The advantage of using a donut probe over other temperature readers, e.g., infrared thermometers or heat strips, is the ability to read the actual ink film temperature throughout the heating chamber instead of just one surface reading.

Testing Ink Temperature

Begin by setting the dryer temperature 10–20º higher than the required temperature to cure the ink being printed; this is just a starting point and may be adjusted based on results. For this test, we’re using white plastisol ink with a cure temperature of 320ºF; however, this test will work with other types of ink.

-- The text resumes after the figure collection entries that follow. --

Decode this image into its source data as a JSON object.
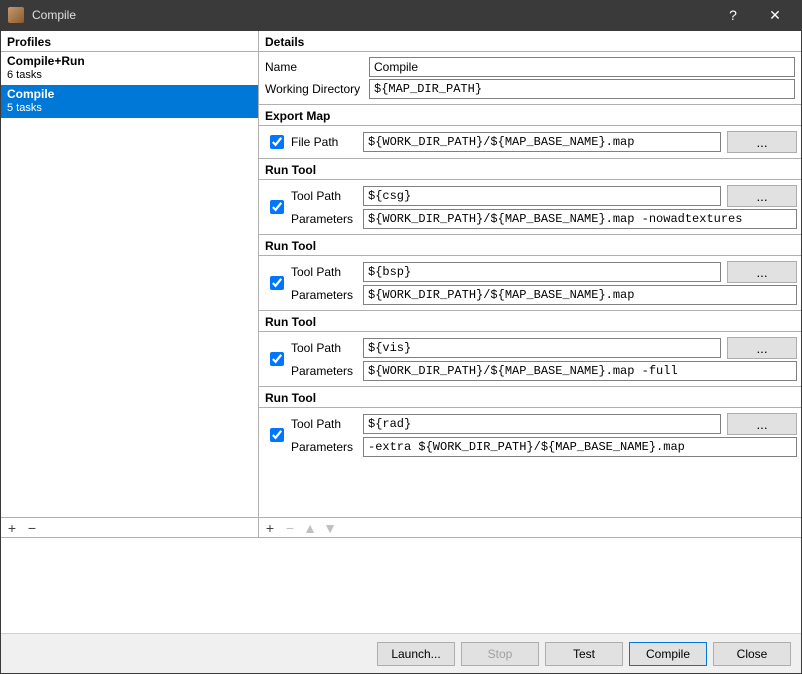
{
  "window": {
    "title": "Compile",
    "help": "?",
    "close": "✕"
  },
  "panels": {
    "profiles_header": "Profiles",
    "details_header": "Details"
  },
  "profiles": [
    {
      "name": "Compile+Run",
      "sub": "6 tasks",
      "selected": false
    },
    {
      "name": "Compile",
      "sub": "5 tasks",
      "selected": true
    }
  ],
  "profile_toolbar": {
    "add": "+",
    "remove": "−"
  },
  "details": {
    "name_label": "Name",
    "name_value": "Compile",
    "wd_label": "Working Directory",
    "wd_value": "${MAP_DIR_PATH}"
  },
  "tasks": [
    {
      "title": "Export Map",
      "enabled": true,
      "type": "export",
      "filepath_label": "File Path",
      "filepath_value": "${WORK_DIR_PATH}/${MAP_BASE_NAME}.map",
      "browse": "..."
    },
    {
      "title": "Run Tool",
      "enabled": true,
      "type": "tool",
      "toolpath_label": "Tool Path",
      "toolpath_value": "${csg}",
      "params_label": "Parameters",
      "params_value": "${WORK_DIR_PATH}/${MAP_BASE_NAME}.map -nowadtextures",
      "browse": "..."
    },
    {
      "title": "Run Tool",
      "enabled": true,
      "type": "tool",
      "toolpath_label": "Tool Path",
      "toolpath_value": "${bsp}",
      "params_label": "Parameters",
      "params_value": "${WORK_DIR_PATH}/${MAP_BASE_NAME}.map",
      "browse": "..."
    },
    {
      "title": "Run Tool",
      "enabled": true,
      "type": "tool",
      "toolpath_label": "Tool Path",
      "toolpath_value": "${vis}",
      "params_label": "Parameters",
      "params_value": "${WORK_DIR_PATH}/${MAP_BASE_NAME}.map -full",
      "browse": "..."
    },
    {
      "title": "Run Tool",
      "enabled": true,
      "type": "tool",
      "toolpath_label": "Tool Path",
      "toolpath_value": "${rad}",
      "params_label": "Parameters",
      "params_value": "-extra ${WORK_DIR_PATH}/${MAP_BASE_NAME}.map",
      "browse": "..."
    }
  ],
  "task_toolbar": {
    "add": "+",
    "remove": "−",
    "up": "▲",
    "down": "▼"
  },
  "footer": {
    "launch": "Launch...",
    "stop": "Stop",
    "test": "Test",
    "compile": "Compile",
    "close": "Close"
  },
  "colors": {
    "selection": "#0078d7",
    "titlebar": "#3a3a3a",
    "button_bg": "#e1e1e1",
    "button_border": "#adadad"
  }
}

For belt speed, you want the garment to be in the chamber as long as possible to ensure a good cure without excessive heat, so for plastisol ink, start with at least 1 minute dwell time. Dryer belt speed is often determined by the size of the drying chamber combined with the volume of garments being fed through, so try to have as long a dwell time as possible to ensure a good cure.

Plug the donut probe into the thermocouple instrument, turn it on, and set the temperature reading to Fahrenheit or Celcius. Next, place the donut (white disc) with crosshairs facing down directly on the wet ink, and press the crosshairs into the ink film. Pressing the crosshairs into the ink enables you to read the temperature of the ink film, not just the surface. Let the printed garment and donut pass through the dryer while holding the thermocouple instrument and monitor the temperature. If you receive an error on the thermocouple screen at any point during testing, make sure the metal crosshairs are touching in the middle. If the wires are loose, tighten them using the two screws on the side until the wires are making contact in the middle. For plastisol ink, you want to reach the target temperature and remain at or above that temperature for 5–7 seconds. Think of the curing process as baking the ink; a large circle of thick ink will begin to cure on the outside edges first and work towards the middle and top to bottom.

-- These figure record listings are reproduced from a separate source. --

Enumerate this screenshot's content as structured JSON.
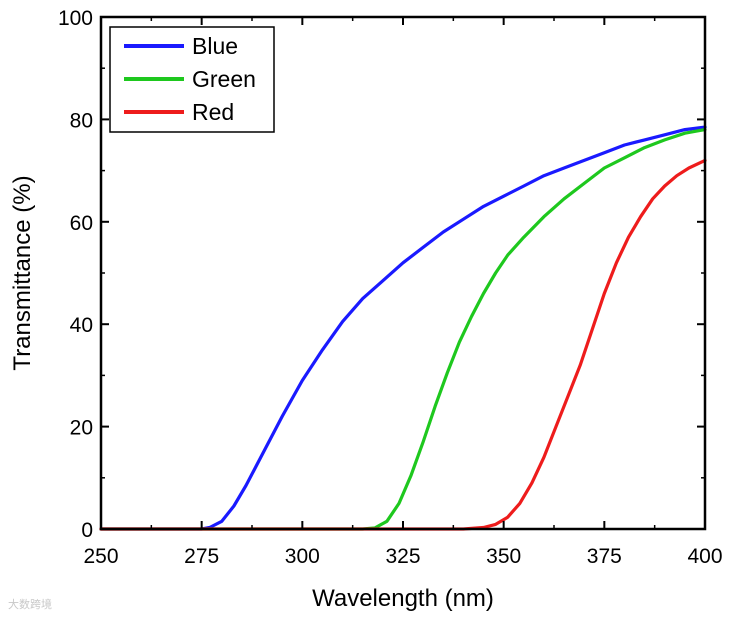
{
  "chart_data": {
    "type": "line",
    "title": "",
    "xlabel": "Wavelength (nm)",
    "ylabel": "Transmittance (%)",
    "xlim": [
      250,
      400
    ],
    "ylim": [
      0,
      100
    ],
    "xticks": [
      250,
      275,
      300,
      325,
      350,
      375,
      400
    ],
    "yticks": [
      0,
      20,
      40,
      60,
      80,
      100
    ],
    "legend_position": "top-left",
    "series": [
      {
        "name": "Blue",
        "color": "#1a1aff",
        "x": [
          250,
          275,
          277,
          280,
          283,
          286,
          290,
          295,
          300,
          305,
          310,
          315,
          320,
          325,
          330,
          335,
          340,
          345,
          350,
          355,
          360,
          365,
          370,
          375,
          380,
          385,
          390,
          395,
          400
        ],
        "y": [
          0,
          0,
          0.3,
          1.5,
          4.5,
          8.5,
          14.5,
          22,
          29,
          35,
          40.5,
          45,
          48.5,
          52,
          55,
          58,
          60.5,
          63,
          65,
          67,
          69,
          70.5,
          72,
          73.5,
          75,
          76,
          77,
          78,
          78.5
        ]
      },
      {
        "name": "Green",
        "color": "#1ec81e",
        "x": [
          250,
          315,
          318,
          321,
          324,
          327,
          330,
          333,
          336,
          339,
          342,
          345,
          348,
          351,
          355,
          360,
          365,
          370,
          375,
          380,
          385,
          390,
          395,
          400
        ],
        "y": [
          0,
          0,
          0.2,
          1.5,
          5,
          10.5,
          17,
          24,
          30.5,
          36.5,
          41.5,
          46,
          50,
          53.5,
          57,
          61,
          64.5,
          67.5,
          70.5,
          72.5,
          74.5,
          76,
          77.3,
          78
        ]
      },
      {
        "name": "Red",
        "color": "#ee1c1c",
        "x": [
          250,
          340,
          345,
          348,
          351,
          354,
          357,
          360,
          363,
          366,
          369,
          372,
          375,
          378,
          381,
          384,
          387,
          390,
          393,
          396,
          400
        ],
        "y": [
          0,
          0,
          0.3,
          0.9,
          2.3,
          5,
          9,
          14,
          20,
          26,
          32,
          39,
          46,
          52,
          57,
          61,
          64.5,
          67,
          69,
          70.5,
          72
        ]
      }
    ]
  },
  "watermark": "大数跨境"
}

Temperature Probe on wet ink

Shirt with Donut Probe entering Dryer

Thermocoupler reading

If your thermocouple reading is lower than the target ink temperature, you can increase the dryer temperature or slow down the belt to give the ink more time to reach the target temperature. Continue running the test until the ink film reaches the target temperature for 5–7 seconds. Be sure to use a new print for each test so the crosshairs can be placed onto wet ink each time. Once you have the settings dialed in, you can run this same test on 100% polyester, fleece, blends, nylon, or any other fabrics or inks you print often. Polyester and poly/cotton blends contain less moisture than 100% cotton and will heat up much faster in the dryer, allowing you to lower the temperature. Document all the results and post the setting on or near the dryer for daily reference.

Control Display of ROQ printing press

Testing Internal Dryer Temperature

Now that we have the ideal settings for curing the ink, we can check the consistency of the drying chamber by testing the ambient temperature. This procedure is not recommended for an infra-red dryer as they do not heat the air.

Plug the donut probe into the thermocouple instrument, turn it on, and set the temperature reading to Fahrenheit or Celcius. Next, place the donut (white disc) on the dryer belt (infeed) with the metal crosshair wires up; face down will read the belt temperature. Allow the probe to pass through the dryer while holding the thermocouple instrument and record the temperatures in 5-second intervals. This should be done on the left, right, and center of the conveyor belt to determine if the dryer is heating consistently. Document the results and save them for future reference. This test can be performed as a daily maintenance procedure to ensure the dryer is functionally properly and heating consistently.